The PGT II is a valuable tool, but it’s just one piece of the puzzle in gemstone identification. Professional gemologists rely on a combination of tests to make accurate determinations. Here are a few other essential methods:

• Refractometer: This instrument measures the refractive index (RI) of a gemstone, which is the degree to which light bends as it passes through the stone. Different gemstones have characteristic refractive indices, making this a powerful identification tool.
• Specific Gravity (SG) Test: This test determines the density of a gemstone by comparing its weight in air to its weight in water. Different gemstones have different densities.
• Polariscope: This instrument helps determine if a gemstone is singly refractive (like diamond or garnet) or doubly refractive (like sapphire or ruby). It uses polarized light to reveal the optical properties of the gemstone.
• Microscopic Examination: A microscope allows gemologists to examine a gemstone’s internal and external features, such as inclusions (internal flaws), growth patterns, and surface characteristics. These features can provide valuable clues about the gemstone’s identity and origin.

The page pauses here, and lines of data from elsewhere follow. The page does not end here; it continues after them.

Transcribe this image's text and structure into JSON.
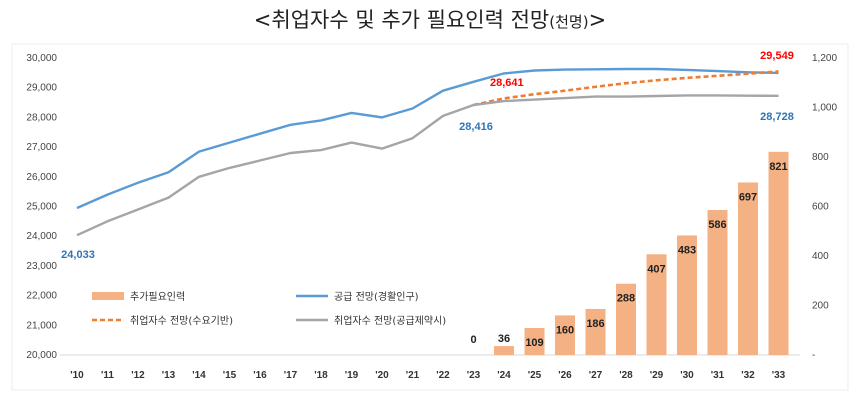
{
  "header": {
    "title": "<취업자수 및 추가 필요인력 전망",
    "unit": "(천명)",
    "close": ">"
  },
  "chart_data": {
    "type": "bar+line",
    "categories": [
      "'10",
      "'11",
      "'12",
      "'13",
      "'14",
      "'15",
      "'16",
      "'17",
      "'18",
      "'19",
      "'20",
      "'21",
      "'22",
      "'23",
      "'24",
      "'25",
      "'26",
      "'27",
      "'28",
      "'29",
      "'30",
      "'31",
      "'32",
      "'33"
    ],
    "left_axis": {
      "min": 20000,
      "max": 30000,
      "step": 1000,
      "tick_labels": [
        "20,000",
        "21,000",
        "22,000",
        "23,000",
        "24,000",
        "25,000",
        "26,000",
        "27,000",
        "28,000",
        "29,000",
        "30,000"
      ]
    },
    "right_axis": {
      "min": 0,
      "max": 1200,
      "step": 200,
      "tick_labels": [
        "-",
        "200",
        "400",
        "600",
        "800",
        "1,000",
        "1,200"
      ]
    },
    "grid": false,
    "legend_position": "bottom-left",
    "series": [
      {
        "name": "추가필요인력",
        "kind": "bar",
        "axis": "right",
        "color": "#f4b183",
        "values": [
          null,
          null,
          null,
          null,
          null,
          null,
          null,
          null,
          null,
          null,
          null,
          null,
          null,
          0,
          36,
          109,
          160,
          186,
          288,
          407,
          483,
          586,
          697,
          821
        ],
        "labels": [
          null,
          null,
          null,
          null,
          null,
          null,
          null,
          null,
          null,
          null,
          null,
          null,
          null,
          "0",
          "36",
          "109",
          "160",
          "186",
          "288",
          "407",
          "483",
          "586",
          "697",
          "821"
        ]
      },
      {
        "name": "공급 전망(경활인구)",
        "kind": "line",
        "axis": "left",
        "color": "#5b9bd5",
        "dash": "solid",
        "values": [
          24950,
          25400,
          25800,
          26150,
          26850,
          27150,
          27450,
          27750,
          27900,
          28150,
          28000,
          28300,
          28900,
          29200,
          29480,
          29580,
          29610,
          29620,
          29630,
          29630,
          29600,
          29560,
          29520,
          29500
        ]
      },
      {
        "name": "취업자수 전망(수요기반)",
        "kind": "line",
        "axis": "left",
        "color": "#ed7d31",
        "dash": "dashed",
        "values": [
          null,
          null,
          null,
          null,
          null,
          null,
          null,
          null,
          null,
          null,
          null,
          null,
          null,
          28416,
          28641,
          28780,
          28900,
          29030,
          29150,
          29250,
          29330,
          29400,
          29470,
          29549
        ]
      },
      {
        "name": "취업자수 전망(공급제약시)",
        "kind": "line",
        "axis": "left",
        "color": "#a5a5a5",
        "dash": "solid",
        "values": [
          24033,
          24500,
          24900,
          25300,
          26000,
          26300,
          26550,
          26800,
          26900,
          27150,
          26950,
          27300,
          28050,
          28416,
          28550,
          28600,
          28650,
          28700,
          28700,
          28720,
          28740,
          28740,
          28730,
          28728
        ]
      }
    ],
    "annotations": [
      {
        "text": "24,033",
        "color": "#2e75b6"
      },
      {
        "text": "28,416",
        "color": "#2e75b6"
      },
      {
        "text": "28,641",
        "color": "#ff0000"
      },
      {
        "text": "29,549",
        "color": "#ff0000"
      },
      {
        "text": "28,728",
        "color": "#2e75b6"
      }
    ]
  }
}
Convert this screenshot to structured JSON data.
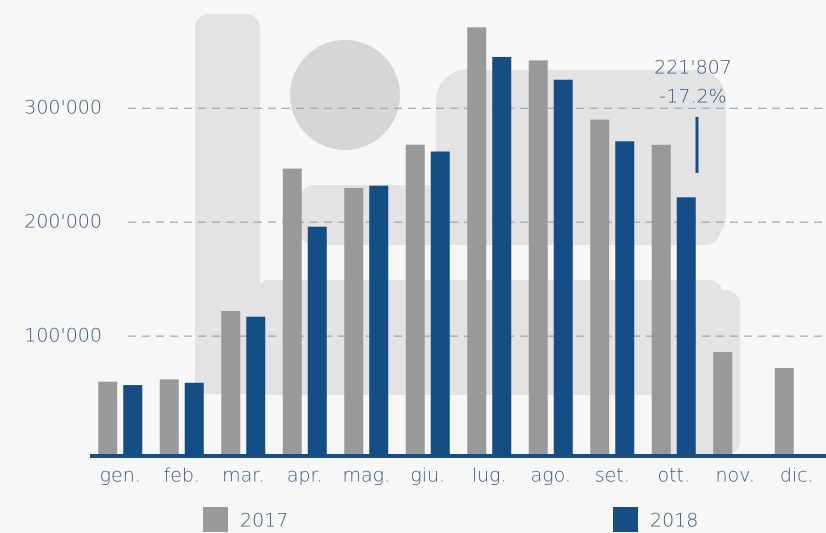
{
  "chart_data": {
    "type": "bar",
    "categories": [
      "gen.",
      "feb.",
      "mar.",
      "apr.",
      "mag.",
      "giu.",
      "lug.",
      "ago.",
      "set.",
      "ott.",
      "nov.",
      "dic."
    ],
    "series": [
      {
        "name": "2017",
        "color": "#999999",
        "values": [
          60000,
          62000,
          122000,
          247000,
          230000,
          268000,
          371000,
          342000,
          290000,
          267883,
          86000,
          72000
        ]
      },
      {
        "name": "2018",
        "color": "#154d85",
        "values": [
          57000,
          59000,
          117000,
          196000,
          232000,
          262000,
          345000,
          325000,
          271000,
          221807,
          null,
          null
        ]
      }
    ],
    "ylim": [
      0,
      395000
    ],
    "yticks": [
      {
        "value": 100000,
        "label": "100'000"
      },
      {
        "value": 200000,
        "label": "200'000"
      },
      {
        "value": 300000,
        "label": "300'000"
      }
    ],
    "grid": true,
    "annotation": {
      "label": "221'807",
      "change": "-17.2%"
    }
  }
}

• Spectroscope: A spectroscope analyzes how a gemstone absorbs light. Different gemstones absorb different wavelengths of light, creating unique spectral patterns that can be used for identification.

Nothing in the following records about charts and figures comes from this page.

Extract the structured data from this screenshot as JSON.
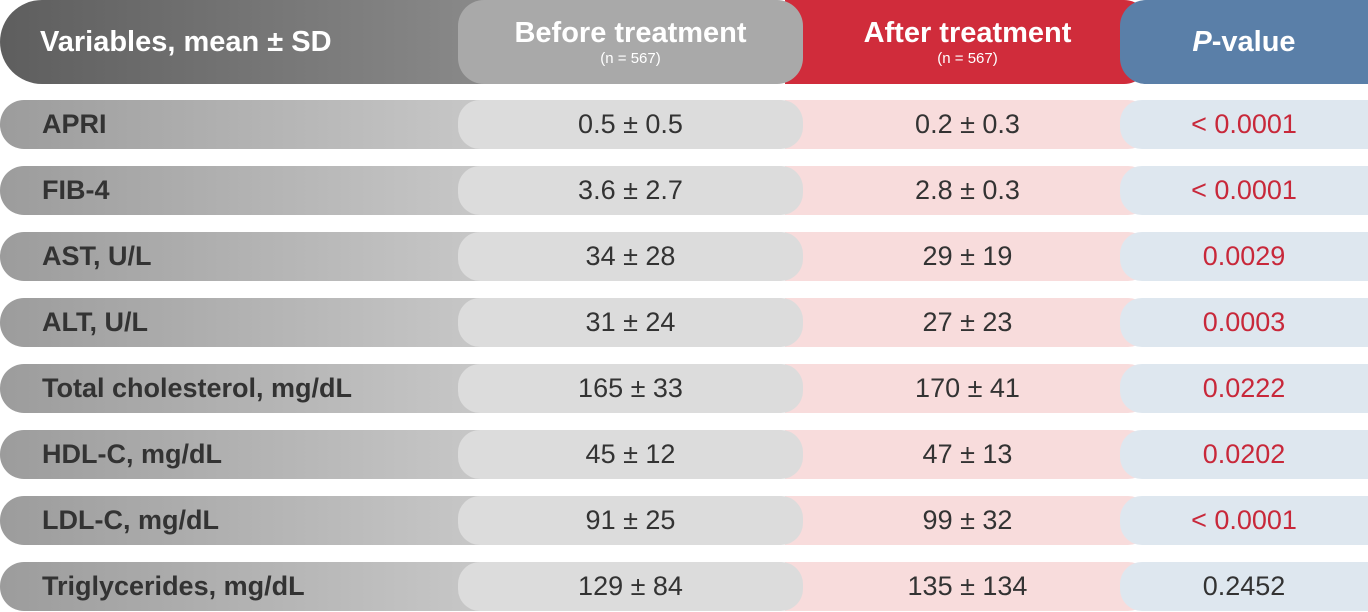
{
  "chart_data": {
    "type": "table",
    "columns": {
      "variables": "Variables, mean ± SD",
      "before_title": "Before treatment",
      "before_n": "(n = 567)",
      "after_title": "After treatment",
      "after_n": "(n = 567)",
      "p_prefix": "P",
      "p_suffix": "-value"
    },
    "rows": [
      {
        "variable": "APRI",
        "before": "0.5 ± 0.5",
        "after": "0.2 ± 0.3",
        "p": "< 0.0001",
        "significant": true
      },
      {
        "variable": "FIB-4",
        "before": "3.6 ± 2.7",
        "after": "2.8 ± 0.3",
        "p": "< 0.0001",
        "significant": true
      },
      {
        "variable": "AST, U/L",
        "before": "34 ± 28",
        "after": "29 ± 19",
        "p": "0.0029",
        "significant": true
      },
      {
        "variable": "ALT, U/L",
        "before": "31 ± 24",
        "after": "27 ± 23",
        "p": "0.0003",
        "significant": true
      },
      {
        "variable": "Total cholesterol, mg/dL",
        "before": "165 ± 33",
        "after": "170 ± 41",
        "p": "0.0222",
        "significant": true
      },
      {
        "variable": "HDL-C, mg/dL",
        "before": "45 ± 12",
        "after": "47 ± 13",
        "p": "0.0202",
        "significant": true
      },
      {
        "variable": "LDL-C, mg/dL",
        "before": "91 ± 25",
        "after": "99 ± 32",
        "p": "< 0.0001",
        "significant": true
      },
      {
        "variable": "Triglycerides, mg/dL",
        "before": "129 ± 84",
        "after": "135 ± 134",
        "p": "0.2452",
        "significant": false
      }
    ]
  },
  "colors": {
    "significant_p": "#c8283a",
    "nonsignificant_p": "#333333"
  }
}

A Lasting Shine: Conclusion

The Presidium Gem Tester II (PGT II) is a valuable asset for anyone who works with or enjoys gemstones. By understanding the principle of thermal conductivity and how the PGT II utilizes it, you can quickly and confidently distinguish between diamonds, moissanites, and a range of other colored gemstones. While it’s not a replacement for a full gemological laboratory analysis, it’s an excellent first step in the identification process, providing valuable information and helping to separate the genuine articles from imitations. It empowers jewelers, collectors, and enthusiasts to make more informed decisions and appreciate the fascinating world of gemstones with greater confidence. Remember to always use the PGT II in conjunction with other gemological tools and knowledge for the most accurate and reliable results. The world of gems is full of surprises, and the PGT II is a helpful guide along the way.